Gaslighting is manipulating someone in order to compel them to question their own reality, memory or perceptions. Sadly, many people who gaslight don’t even realize what they’re doing. While we might all say or do things that hurt people from time to time, a habit of gaslighting is a different thing altogether with great potential to damage others. Are you guilty of gaslighting? Read on to learn telltale signs of this destructive practice from our panel of professionals.
Lynell Ross
Lynell Ross, Resource Director for Test Prep Insight, an online education resource company.
You tell people that what they are going through isn’t that bad
In other words, you don’t allow people to feel their feelings. You say things like, “Cheer up, it’s not that bad,” when they are upset. You try to make them feel better without letting them feel their emotions such as sadness, grief, or anger. Or you try to talk them out of their feelings or experience by denying them.
You tell your friend or family member that they really don’t feel that way
When a loved one tells you that they are frustrated, angry, or upset, you respond by telling them that they really aren’t upset. You refuse to see their position, which is invalidating their feelings. You may say things like, “You aren’t really that upset, or “That didn’t happen.”
You don’t want to feel another’s pain
We often try to talk someone out of their feelings because we feel uncomfortable, so we try to make them feel better by looking at the bright side, instead of sitting with them in their pain. Gaslighting is invalidating a person’s feelings or experiences which destroys trust and connection with them, leaving them to feel alone and misunderstood.
Manipulate someone’s feelings
If you try to convince someone they are wrong because they disagree with you, you may be unintentionally gaslighting them. Opinions vary, but that doesn’t make another person’s thoughts wrong. If you routinely tell someone that what they think or feel is wrong or isn’t real, you are failing to acknowledge their thoughts and experiences.

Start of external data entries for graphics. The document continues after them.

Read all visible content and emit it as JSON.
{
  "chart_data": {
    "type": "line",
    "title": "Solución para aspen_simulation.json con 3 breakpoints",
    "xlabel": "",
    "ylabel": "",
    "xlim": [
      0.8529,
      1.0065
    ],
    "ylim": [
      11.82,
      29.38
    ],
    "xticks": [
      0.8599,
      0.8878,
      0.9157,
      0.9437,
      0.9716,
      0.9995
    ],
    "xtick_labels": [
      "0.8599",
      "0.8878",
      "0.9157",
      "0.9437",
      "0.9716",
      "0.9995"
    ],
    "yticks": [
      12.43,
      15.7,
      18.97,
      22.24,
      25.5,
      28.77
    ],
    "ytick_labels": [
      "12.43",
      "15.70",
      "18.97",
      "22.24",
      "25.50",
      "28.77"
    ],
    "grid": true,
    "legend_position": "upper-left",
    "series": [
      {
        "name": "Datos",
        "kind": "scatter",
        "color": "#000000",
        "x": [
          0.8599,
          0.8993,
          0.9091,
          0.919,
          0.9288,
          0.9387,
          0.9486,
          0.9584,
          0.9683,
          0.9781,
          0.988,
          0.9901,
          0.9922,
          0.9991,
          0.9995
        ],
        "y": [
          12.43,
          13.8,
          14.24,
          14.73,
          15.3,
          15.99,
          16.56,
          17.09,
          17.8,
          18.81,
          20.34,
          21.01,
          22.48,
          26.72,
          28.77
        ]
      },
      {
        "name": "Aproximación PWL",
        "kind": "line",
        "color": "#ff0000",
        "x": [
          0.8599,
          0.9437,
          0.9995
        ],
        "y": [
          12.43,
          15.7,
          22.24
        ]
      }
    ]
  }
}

Over time, this repeated behavior can cause others to question their own feelings and reality. This can be damaging to one’s sense of self and the relationship overall. If you always have to be right and are willing to lie, distort your feelings, or manipulate the feelings of another you are using communication strategies that are emotionally abusive.
Cassandra Fay LeClair, Ph.D.,
Cassandra Fay LeClair, Ph.D., is an award-winning professor, author, and communication consultant. She is an expert in communicating feelings and improving connections. Find her at Cassandra Fay LeClair
Simon Elkjær
Simon Elkjær, Chief Marketing Officer, avXperten.
Being judgmental
Gaslighting is a form of emotional abuse that can bring people down, and although you don’t want to do it to the people around you, you might be doing it unintentionally. One sign you might be gaslighting the people around you is if you’re quick to dismiss what they have to say just because they go against what you think or believe in. Not having an open mind and being judgmental of others might lead you to gaslight the people around you and affect how they perceive themselves.